The Schipperke is typically a low-maintenance pet, especially if the breeder has taken plenty of time to socialize the young dogs. However, as is the case with many purebred dogs, the Schipperke can be prone to certain genetic medical conditions.

 

Schipperke Health Guide

Schipperke Health Guide

One of the diseases that Schipperke owners should be aware of is MPS IIIB. This newly discovered condition is present in Schipperkes and in some humans. It is also known by the name Sanfilippo syndrome type IIIB. According to medical information from various dog breed specialists, the disease involves lysosomes, “bags” within cells of the body.

These sacs are filled with special enzymes, which disassemble molecules in an orderly manner. If one of the enzymes is missing, due to mutations in the gene for that enzyme, the disassembly stops. Molecules do not break down and thus accumulate in lysosomes. The cells become sick or die, which leads to disease.

A dog that develops MPS IIIB may show signs of tremor, difficulty in maintaining balance or trouble with walking. The disease is progressive, and owners have chosen euthanasia, usually 1 year to 2 years after recognizing clinical signs.

Testing is still in the early stages, but results indicate the possibility of the disease in as much as 10 percent to 15 percent of dogs.

There is a special test for the Schipperke breed, available through the University of Pennsylvania. It is highly recommended that every breeding Schipperke be tested for this condition. As you visit breeders and look at their dogs and facilities, you should ask about MPS IIIB, as well as if the dogs have undergone proper testing.

Schipperke owners should also be aware of the possibility of hip dysplasia, a degenerative joint disease that can affect purebred dogs. This disease is one that involves various levels of arthritis. Cartilage lining the joint may not be adequate or may be poorly developed. The condition can lead to pain and problems with movement.

The Orthopedic Foundation for Animals has a test for this condition. Prospective pet owners should be prepared to ask questions about this disease as they visit breeders. Both breeding parents should be certified as free from this disease.

Some eye diseases can also affect the Schipperke. These conditions include Progressive Retinal Atrophy and cataracts. Progressive Retinal Atrophy (PRA) has been recognized as a problem for dogs for many years. The condition first leads to problems with vision in low light and at night. Unfortunately, if the disease continues to progress, it could lead to blindness.

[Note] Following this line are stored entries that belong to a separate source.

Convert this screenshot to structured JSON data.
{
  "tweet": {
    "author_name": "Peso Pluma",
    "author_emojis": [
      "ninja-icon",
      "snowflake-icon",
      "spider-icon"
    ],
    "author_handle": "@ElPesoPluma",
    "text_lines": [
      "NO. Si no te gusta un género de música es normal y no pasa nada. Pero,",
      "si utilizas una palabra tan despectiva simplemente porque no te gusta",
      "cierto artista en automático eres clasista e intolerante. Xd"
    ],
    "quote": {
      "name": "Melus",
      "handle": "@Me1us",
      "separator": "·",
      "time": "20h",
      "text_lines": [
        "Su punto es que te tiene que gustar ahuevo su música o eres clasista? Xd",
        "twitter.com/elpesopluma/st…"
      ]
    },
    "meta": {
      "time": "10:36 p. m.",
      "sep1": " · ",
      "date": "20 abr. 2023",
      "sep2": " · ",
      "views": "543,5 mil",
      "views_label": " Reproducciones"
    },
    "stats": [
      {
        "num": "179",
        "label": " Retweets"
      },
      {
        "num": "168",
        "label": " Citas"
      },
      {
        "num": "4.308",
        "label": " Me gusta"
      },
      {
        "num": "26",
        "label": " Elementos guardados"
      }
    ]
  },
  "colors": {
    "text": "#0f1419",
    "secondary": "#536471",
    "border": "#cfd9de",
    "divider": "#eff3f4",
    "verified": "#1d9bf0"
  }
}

With PRA, the tissue at the back of the eye that absorbs light and sends signals to brain degenerates. Dogs may be able to adopt to early stages of this condition if they are not required to see in low-light conditions. As this disease progresses, the pupils of the eyes dilate in an attempt to get more light. This results in the eyes having a “shine” that is quite noticeable.

The vast majority of Schipperke owners find that their dog is very healthy and requires little more than the usual good care. Schipperkes may live to be 17 or 18 years old with the proper diet and exercise.